Paylaş
Annemle babam ben çok küçük yaşta boşandılar, iki-üç sene annemin yanında sonrasında ise kardeşlerimle beraber babamla yaşamaya başladım. Ardından uzun yıllar annemle birbirimizi hiç görmedik. Nerede yaşadığı, nasıl olduğu konusunda hiçbir fikrimiz olmadı çünkü kendisi bizle görüşmek istemedi. Biz de saygı duyduk, zaten yapacak başka bir şeyimiz de yoktu. Aradan yıllar geçti, bu kez biz onunla görüşmemeyi yeğledik. Daha doğrusu hepimiz hayat kavgasına girdik, geçmişi unutmaya çalıştık.
BEKLENMEYEN TELEFON
Geçen hafta, Çeşme’de yine internette goy goy peşindeyim, telefon çaldı bilmediğim bir numara, açtım... Sadece bir sessizlik, kesik nefes alış-veriş sesleri. Bir iki “Alo” dedim, yok! Sadece nefes sesini duyuyorum. Sonra cesaretini toplayabildi sanırım, yutkundu, adını söyledi. O kadar hayatımdan çıkmış ki söyleyince annem olduğunu anlayamadım bile. Zaten normal şartlarda hiçbir anne de kızını arayıp adını söylemez. Ardından: “Televizyonda Gezi Parkı’nı izliyordum, birini sana benzettim. Telefonunu aldım, özür dilerim. Sanırım iyisin, kapatıyorum.” Karşılığında benden bir şey duymamak için o kadar hızlı hızlı konuşuyordu ki kapatacak diye ödüm patladı, çünkü ne bileyim, çünküsü falan yok işte; konuşmak istedim. Hayatı nasıl, benzettiği kız nasıl, ben onun gözünde nasılım, kardeşlerimi sormayacak mı? Tam kapatacakken, “Napıyorsun?” dedim. Sonra ne oldu, nasıl bitti, o samimiyeti nasıl yakaladım bilmiyorum ama yanıma davet ettim. O da hiç beklemediğim bir şekilde kabul etti...
YA ONA BENZİYORSAM?
Sevgilimle buluşacak gibi heyecanlıyım, bir taraftan da neler konuşacağımızı düşünüyorum. Bir yanım “Canını acıt, üz, pişman et” diğer tarafım “eline ne geçecek, bırak, yüzleşmenin anlamı yok” diyor. Kendi iç hesaplaşmalarım içinde boğulurken, geleceği gün telefonu kapalıydı. “İşte yine ona yakışan bir hareketle kaçtı gitti. Bir-iki ağzıma balı çaldı, yine yapacağını yaptı” diye düşünüyordum ki kapı çaldı, karşımdaydı.

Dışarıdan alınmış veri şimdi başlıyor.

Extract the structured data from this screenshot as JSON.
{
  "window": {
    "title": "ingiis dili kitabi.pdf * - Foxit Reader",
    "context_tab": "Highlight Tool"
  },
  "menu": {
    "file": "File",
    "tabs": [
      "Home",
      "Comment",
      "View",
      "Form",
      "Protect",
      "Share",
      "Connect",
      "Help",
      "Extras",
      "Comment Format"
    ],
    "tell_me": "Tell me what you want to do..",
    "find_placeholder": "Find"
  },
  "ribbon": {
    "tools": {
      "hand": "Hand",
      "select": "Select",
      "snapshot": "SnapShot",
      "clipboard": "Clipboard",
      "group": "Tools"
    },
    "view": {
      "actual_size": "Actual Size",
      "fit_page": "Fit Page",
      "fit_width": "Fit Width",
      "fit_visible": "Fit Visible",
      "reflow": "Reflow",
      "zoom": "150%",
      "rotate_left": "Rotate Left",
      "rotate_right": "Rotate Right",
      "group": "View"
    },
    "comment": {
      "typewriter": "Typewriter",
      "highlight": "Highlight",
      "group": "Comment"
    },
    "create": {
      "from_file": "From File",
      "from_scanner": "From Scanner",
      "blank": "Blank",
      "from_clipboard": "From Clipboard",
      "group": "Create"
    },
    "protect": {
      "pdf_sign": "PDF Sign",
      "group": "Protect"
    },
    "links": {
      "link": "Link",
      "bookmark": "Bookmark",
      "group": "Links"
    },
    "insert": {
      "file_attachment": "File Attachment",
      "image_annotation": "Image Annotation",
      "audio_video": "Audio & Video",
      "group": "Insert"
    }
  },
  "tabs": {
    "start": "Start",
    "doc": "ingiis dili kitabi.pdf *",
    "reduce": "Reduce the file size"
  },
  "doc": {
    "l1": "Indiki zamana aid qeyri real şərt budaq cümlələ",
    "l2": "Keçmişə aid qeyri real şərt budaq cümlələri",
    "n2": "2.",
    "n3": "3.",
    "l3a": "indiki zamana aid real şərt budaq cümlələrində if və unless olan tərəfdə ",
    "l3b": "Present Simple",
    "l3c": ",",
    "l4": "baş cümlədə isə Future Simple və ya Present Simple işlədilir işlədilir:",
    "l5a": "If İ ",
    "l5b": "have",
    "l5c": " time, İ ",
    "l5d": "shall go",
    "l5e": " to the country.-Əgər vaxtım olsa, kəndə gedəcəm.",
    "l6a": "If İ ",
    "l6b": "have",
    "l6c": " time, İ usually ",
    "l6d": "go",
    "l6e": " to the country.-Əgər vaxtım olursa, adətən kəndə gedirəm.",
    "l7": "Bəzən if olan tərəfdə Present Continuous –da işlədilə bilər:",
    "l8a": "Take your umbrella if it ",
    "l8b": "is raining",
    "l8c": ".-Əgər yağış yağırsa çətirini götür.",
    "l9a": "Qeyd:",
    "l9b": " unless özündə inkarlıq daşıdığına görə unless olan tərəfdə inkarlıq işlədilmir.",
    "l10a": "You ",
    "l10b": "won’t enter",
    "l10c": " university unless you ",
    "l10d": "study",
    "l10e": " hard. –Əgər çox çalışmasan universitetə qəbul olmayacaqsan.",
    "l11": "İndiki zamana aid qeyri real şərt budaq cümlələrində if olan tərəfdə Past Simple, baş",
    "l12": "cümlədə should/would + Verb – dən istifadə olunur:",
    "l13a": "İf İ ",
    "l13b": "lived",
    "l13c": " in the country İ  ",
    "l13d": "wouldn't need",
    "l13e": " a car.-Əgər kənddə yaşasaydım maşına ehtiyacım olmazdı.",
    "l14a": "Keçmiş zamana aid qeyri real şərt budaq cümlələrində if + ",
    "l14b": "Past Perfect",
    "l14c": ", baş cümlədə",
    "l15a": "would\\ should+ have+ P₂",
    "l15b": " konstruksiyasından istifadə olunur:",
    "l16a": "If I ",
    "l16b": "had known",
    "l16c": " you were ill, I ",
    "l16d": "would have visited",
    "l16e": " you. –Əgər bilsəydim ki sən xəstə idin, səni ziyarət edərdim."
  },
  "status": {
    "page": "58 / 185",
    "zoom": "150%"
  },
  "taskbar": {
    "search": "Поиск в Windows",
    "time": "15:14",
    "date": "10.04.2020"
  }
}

İşte o an, ilk gördüğümde ne yapacağımı bilemedim. Sarılsam mı, içeri mi alsam, öpsem mi, ne söylesem diye karşılıklı sessizlik içinde birbirimize bakıyorduk. Fiziken zaten birbirimize benzemiyorduk. Sadece dar omuzlarımı ondan almışım, belki biraz gülerken gözlerimin limon yemiş gibi küçücük olmasını da... O da benim gibi şaşkındı sanırım, o yüzden kapının önünde bayağı bir dikildik, kardeşim artık dayanamadı, içeriye buyur etti.
“Ya anneme benziyorsam” diye beni senelerce içten içe yiyen korkumu da atlattım. Çünkü ben adres bulma özürlüyüm, hayatta bir yeri 25 kişiye sorup, kaybolmadan bulamam. O ise, şak diye bir kere aramadan bulmuştu. Zekiydi, sevmiştim.

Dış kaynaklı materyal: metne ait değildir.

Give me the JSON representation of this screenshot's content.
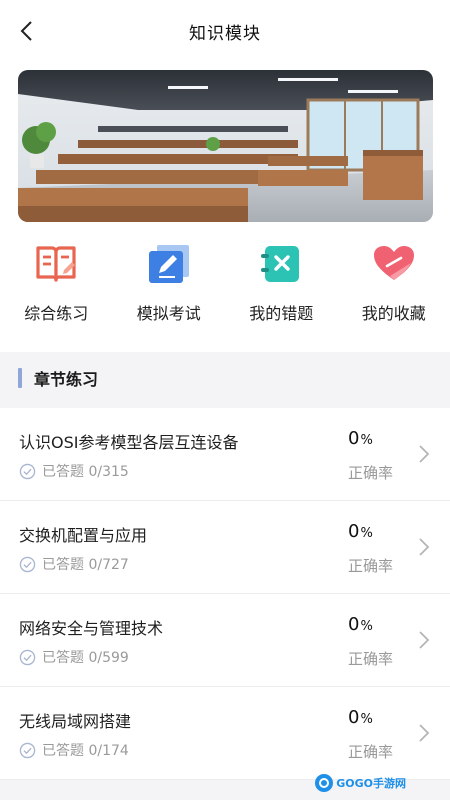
{
  "header": {
    "title": "知识模块"
  },
  "banner": {
    "alt": "classroom photo"
  },
  "quick_actions": [
    {
      "label": "综合练习",
      "icon": "book-icon",
      "color": "#e8654f"
    },
    {
      "label": "模拟考试",
      "icon": "pencil-icon",
      "color": "#3e7fe3"
    },
    {
      "label": "我的错题",
      "icon": "notebook-x-icon",
      "color": "#2cc3b5"
    },
    {
      "label": "我的收藏",
      "icon": "heart-icon",
      "color": "#ee5a6a"
    }
  ],
  "section": {
    "title": "章节练习"
  },
  "chapters": [
    {
      "title": "认识OSI参考模型各层互连设备",
      "answered": "已答题 0/315",
      "rate": "0",
      "rate_unit": "%",
      "rate_label": "正确率"
    },
    {
      "title": "交换机配置与应用",
      "answered": "已答题 0/727",
      "rate": "0",
      "rate_unit": "%",
      "rate_label": "正确率"
    },
    {
      "title": "网络安全与管理技术",
      "answered": "已答题 0/599",
      "rate": "0",
      "rate_unit": "%",
      "rate_label": "正确率"
    },
    {
      "title": "无线局域网搭建",
      "answered": "已答题 0/174",
      "rate": "0",
      "rate_unit": "%",
      "rate_label": "正确率"
    }
  ],
  "watermark": {
    "text": "GOGO手游网"
  },
  "colors": {
    "accent": "#8ea6d8",
    "check": "#a9b6d0"
  }
}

Karşılıklı koltuklarda oturup uzun uzun birbirimizi izledik, sessizlik çok tedirgin ediciydi. Hoş, ne konuşacağımı da bilmiyordum ki. “Ee bizi terk ettikten sonra ne yaptın?” diye cümleye başlamak biraz garip olacaktı. O da oturup, “İşte sizsiz hayat süperdi, dünyayı dolaştım, bakın fotoğraflarım. Aman çocuklar sakın doğurmayın” demeyecekti herhalde. Zaten sonraki günlerde hiçbir şey söylemedi de, hayatına dair bir tek anı anlatmadı. Hep bizi dinledi, anlatmasını da istemiyorduk. Kızgınlık mı dersin yoksa ona içinde kalan ukde mi bilmiyorum ama yerli yersiz pusuda patlamak için bekliyordu...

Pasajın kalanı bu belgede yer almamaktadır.